La ex participante de Gran Hermano, Luciana Martínez, reapareció públicamente luego del escándalo que la tuvo en el centro de la escena y conmovió al contar su versión de los hechos. La joven estuvo como invitada en A la Barbarossa, donde relató con angustia lo que vivió tras ser detenida por una acusación de hurto a un turista estadounidense.
Durante la entrevista, Luciana Martínez negó rotundamente las versiones que la vinculan con la modalidad delictiva conocida como “viuda negra” y apuntó contra el accionar del hombre. Entre lágrimas, expresó: “Estaba muy angustiada y triste. Sentí miedo todo el tiempo”, dejando en evidencia el impacto emocional que le generó la situación.
En su relato, explicó que todo comenzó en un evento en un bar de Palermo, al que asistió junto a una amiga y su representante, Cristian Wagner. Allí conocieron a un turista estadounidense que se sumó al grupo y los invitó a continuar la noche en otro lugar. “Soy bastante dada y capaz eso tengo que mejorar”, reflexionó.
Según detalló, la comunicación con el hombre era limitada debido a la barrera idiomática, pero aun así compartieron bebidas y continuaron juntos hasta altas horas de la madrugada. “Nos invitó unos tragos. Decidimos bajar. Quedamos ahí hasta que termina la noche”, explicó sobre el inicio del vínculo.
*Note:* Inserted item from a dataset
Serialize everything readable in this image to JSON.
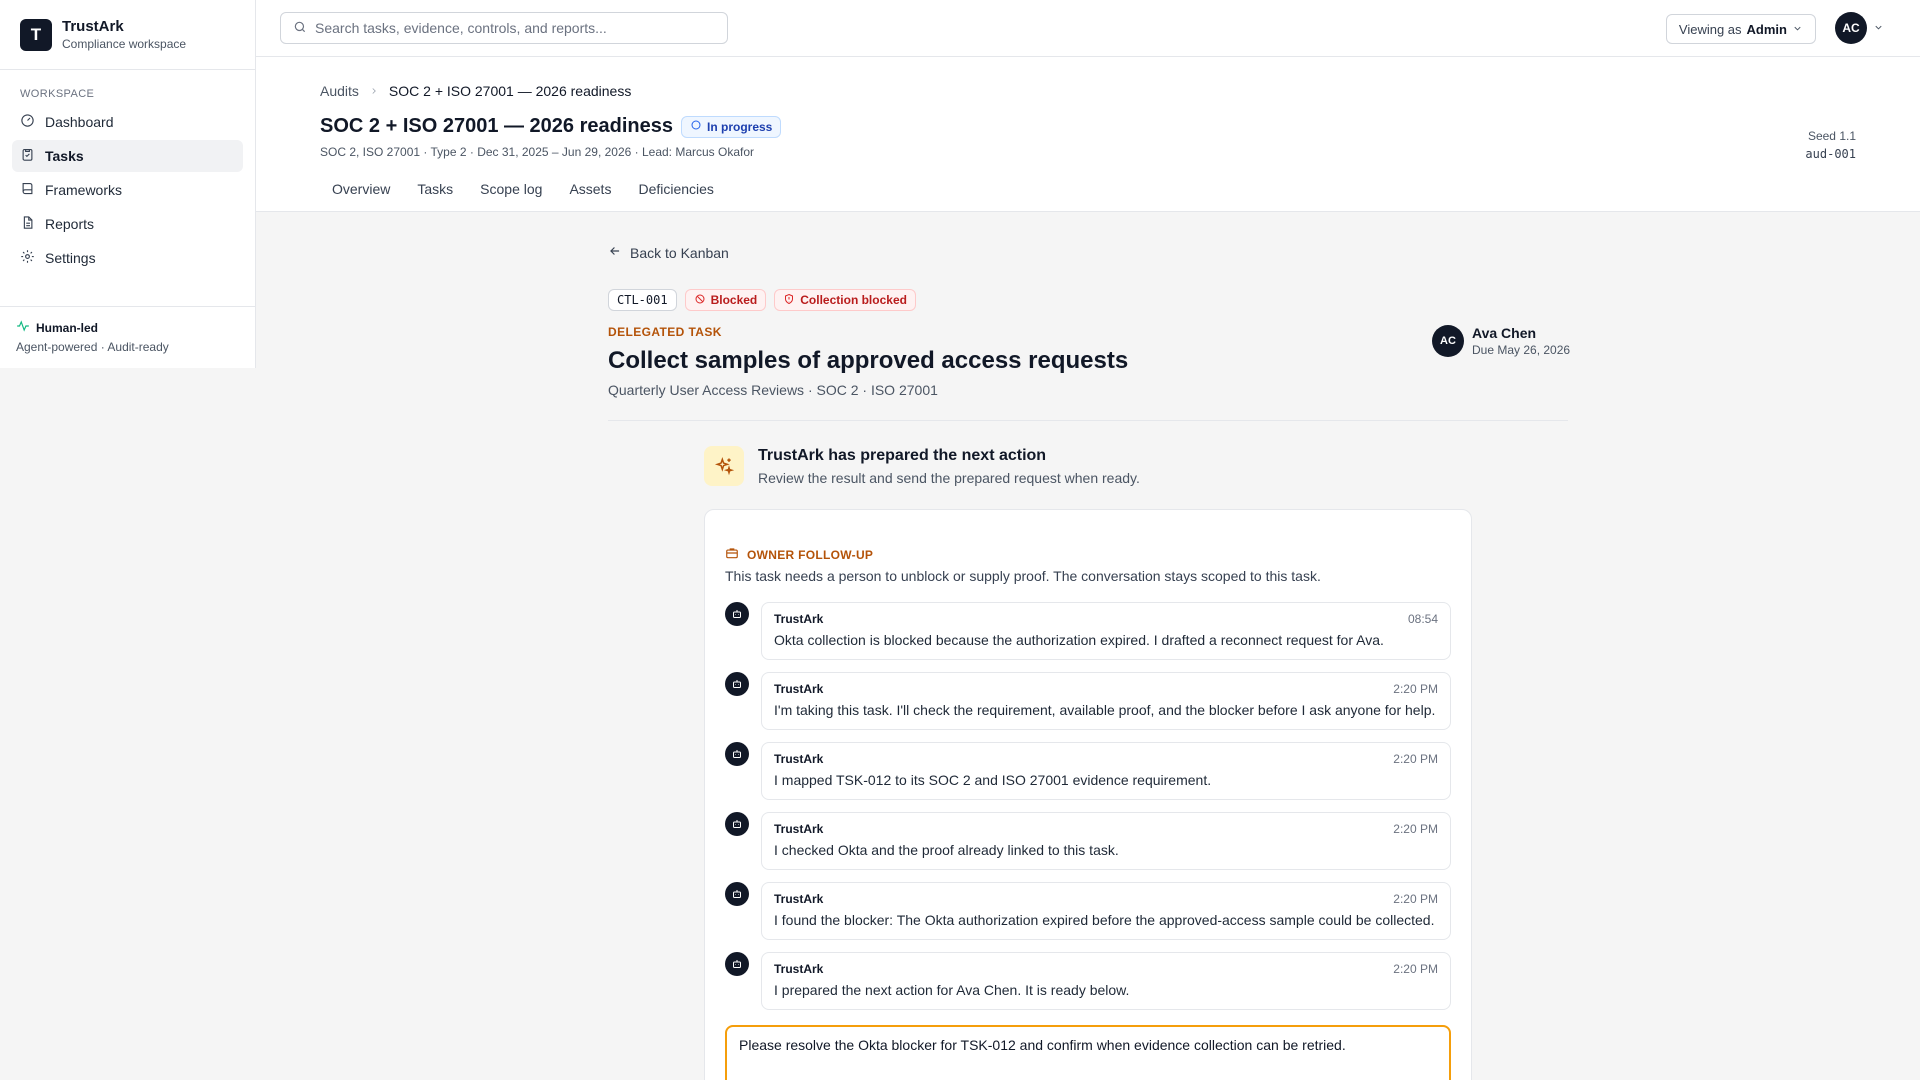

Más adelante, la situación comenzó a tornarse extraña. Luciana Martínez aseguró que el turista ofreció drogas, aunque remarcó que ni ella ni su entorno consumieron. “Había algo que no me cerraba”, afirmó, al tiempo que recordó que el hombre comenzó a comportarse de manera errática producto del alcohol y las sustancias.
El momento más tenso ocurrió ya en el hotel, cuando la situación escaló a un episodio de violencia. “En eso que me empieza a tocar la ropa, se da cuenta que no soy una chica cis. Él empieza a mostrar una forma más desde el enojo. Me agarra de los brazos”, relató con crudeza sobre el cambio de actitud del turista.
En medio del conflicto, la joven intentó escapar mientras el hombre también agredía a su amigo. “Ahí es donde le grito a mi amigo que me quiero ir”, recordó. Luego, explicó que le pidió que se retirara del lugar para intentar calmar la situación: “Si él se quedaba toda esta guerra iba a seguir”.
Finalmente, Luciana Martínez cerró su testimonio con una frase que resume el drama vivido: “Sentí miedo todo el tiempo, pero en ese estado no sabés cómo reaccionar”. A pesar de las dudas que aún rodean el caso, su relato volvió a poner el foco en una noche que terminó de la peor manera.